Die Zuschauer, die ins Theater kommen, drücken ihr kulturelles Niveau und ihre moralischen Werte dadurch aus, wie sie sich den Schauspielern gegenüber verhalten. Wer die Fratze aufgerissen hat, sind Menschen, die gelernt haben, den Schwächeren zu treten und seine Würde ohne Grenzen zu misshandeln. Es ist kein Wunder, dass sie sich mit dem Nazi-Offizier identifizierten, der die Macht darstellt, und mit dem jüdischen Henker, der ihm dient, und sie dazu anfeuerten, die schwachen Ghettobewohner zu ermorden."

Vor zehn Jahren hat der israelische Militärjournalist Amir Oren aus einer internen Offizierskonferenz berichtet. Einer der Offiziere sagte:

“Um uns gut auf die folgende Schlacht vorzubereiten, ist es gerechtfertigt und sogar nötig, von jeder Quelle zu lernen. Wenn das Ziel die Eroberung eines dicht bevölkerten Flüchtlingslager ist, oder der Kassba von Nablus, und die Pflicht des Kommandanten die Erfüllung dieses Ziels ohne Opfer, dann muss er zuerst Konsequenzen früherer Schlachten analysieren und sich einverleiben; auch – so grausam sich dies auch anhören mag – wie die deutsche Wehrmacht im Warschauer Ghetto agierte.”
https://abumidian.wordpress.com/deutsch/haimhanegbi

Diese Jugendliche sind seine Kinder.
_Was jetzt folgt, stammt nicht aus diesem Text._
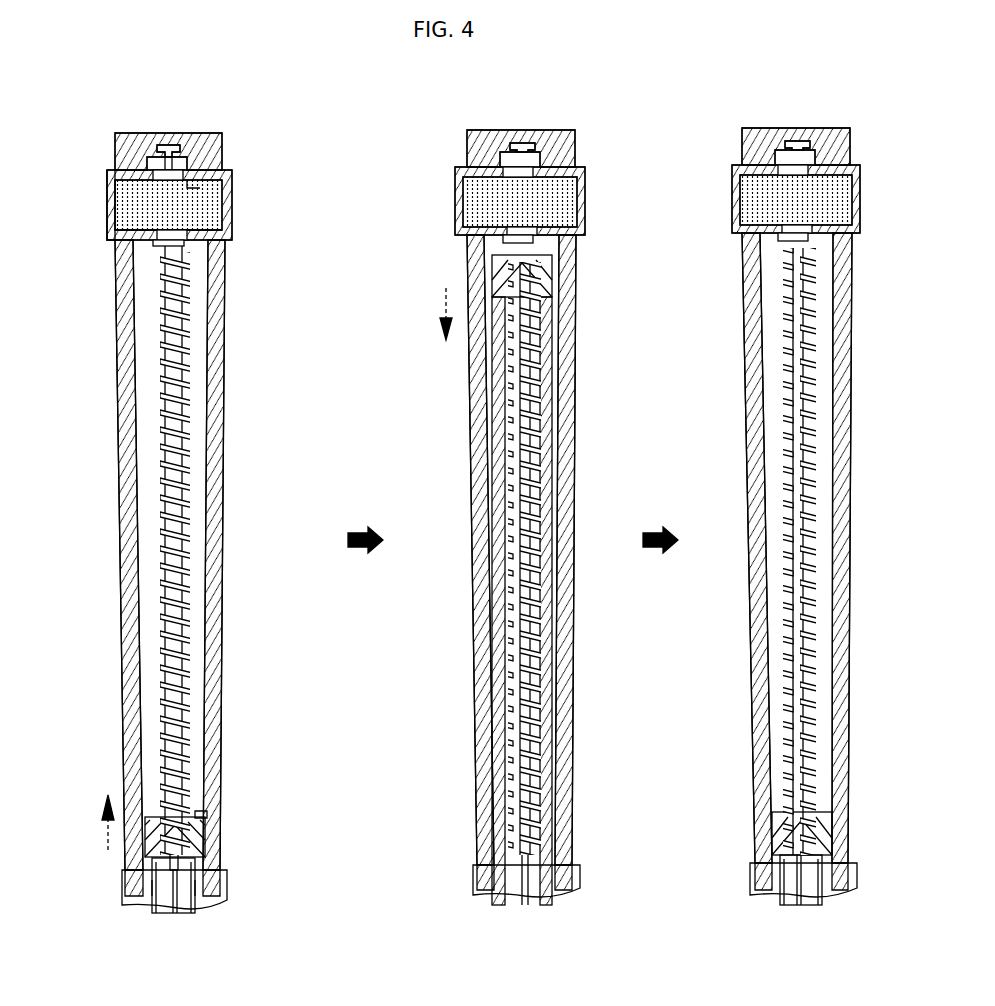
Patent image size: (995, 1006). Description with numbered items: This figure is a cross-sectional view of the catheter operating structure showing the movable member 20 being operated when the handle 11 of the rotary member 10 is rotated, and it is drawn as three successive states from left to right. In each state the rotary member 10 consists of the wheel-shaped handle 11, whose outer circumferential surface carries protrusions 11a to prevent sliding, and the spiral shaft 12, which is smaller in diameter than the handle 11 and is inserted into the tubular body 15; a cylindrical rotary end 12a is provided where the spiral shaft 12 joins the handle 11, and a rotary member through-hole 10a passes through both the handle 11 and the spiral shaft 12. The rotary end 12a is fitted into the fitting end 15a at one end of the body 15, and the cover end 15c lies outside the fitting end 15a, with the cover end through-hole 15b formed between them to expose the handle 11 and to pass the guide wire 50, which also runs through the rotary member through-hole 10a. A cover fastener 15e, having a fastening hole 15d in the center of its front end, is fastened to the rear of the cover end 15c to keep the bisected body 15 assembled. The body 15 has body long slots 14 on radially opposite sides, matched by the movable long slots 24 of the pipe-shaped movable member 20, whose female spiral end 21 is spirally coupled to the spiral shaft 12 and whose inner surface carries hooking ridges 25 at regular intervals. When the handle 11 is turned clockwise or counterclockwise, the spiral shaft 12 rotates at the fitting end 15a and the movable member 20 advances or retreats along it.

The rotary member 10 is at (230, 612).
The rotary member through-hole 10a is at (180, 857).
The handle 11 is at (172, 213).
The protrusions 11a is at (175, 233).
The spiral shaft 12 is at (190, 353).
The rotary end 12a is at (178, 244).
The body long slots 14 is at (186, 912).
The body 15 is at (210, 727).
The fitting end 15a is at (160, 217).
The cover end through-hole 15b is at (190, 186).
The cover end 15c is at (110, 180).
The fastening hole 15d is at (143, 166).
The cover fastener 15e is at (203, 143).
The movable member 20 is at (227, 817).
The female spiral end 21 is at (197, 810).
The movable long slots 24 is at (205, 900).
The hooking ridges 25 is at (157, 893).
The guide wire 50 is at (175, 913).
Und wenn dann der israelische Erziehungsminister sich vor dem Kameritheater entschuldigt, dann übernimmt er zu Recht die Verantwortung für den Missstand des israelischen Erziehungssystems, aber können wir Lehrer (ich unterrichte schon 19 Jahre lang in verschiedenen israelischen Mittelschulen) tatsächlich etwas unternehmen?

Im Stück sagt der Bundist Hermann Kruk: "Der Faschismus versucht den Wert des Menschen zu negieren, bis der Mensch sich weniger vorkommt als ein Tier. Das einzige Ziel, das der Faschismus kennt, ist: Menschen in Tiere verwandeln und sie für seine Zwecke gebrauchen. Der Kampf gegen Faschismus muss damit anfangen, sich nicht wie ein Tier zu verhalten."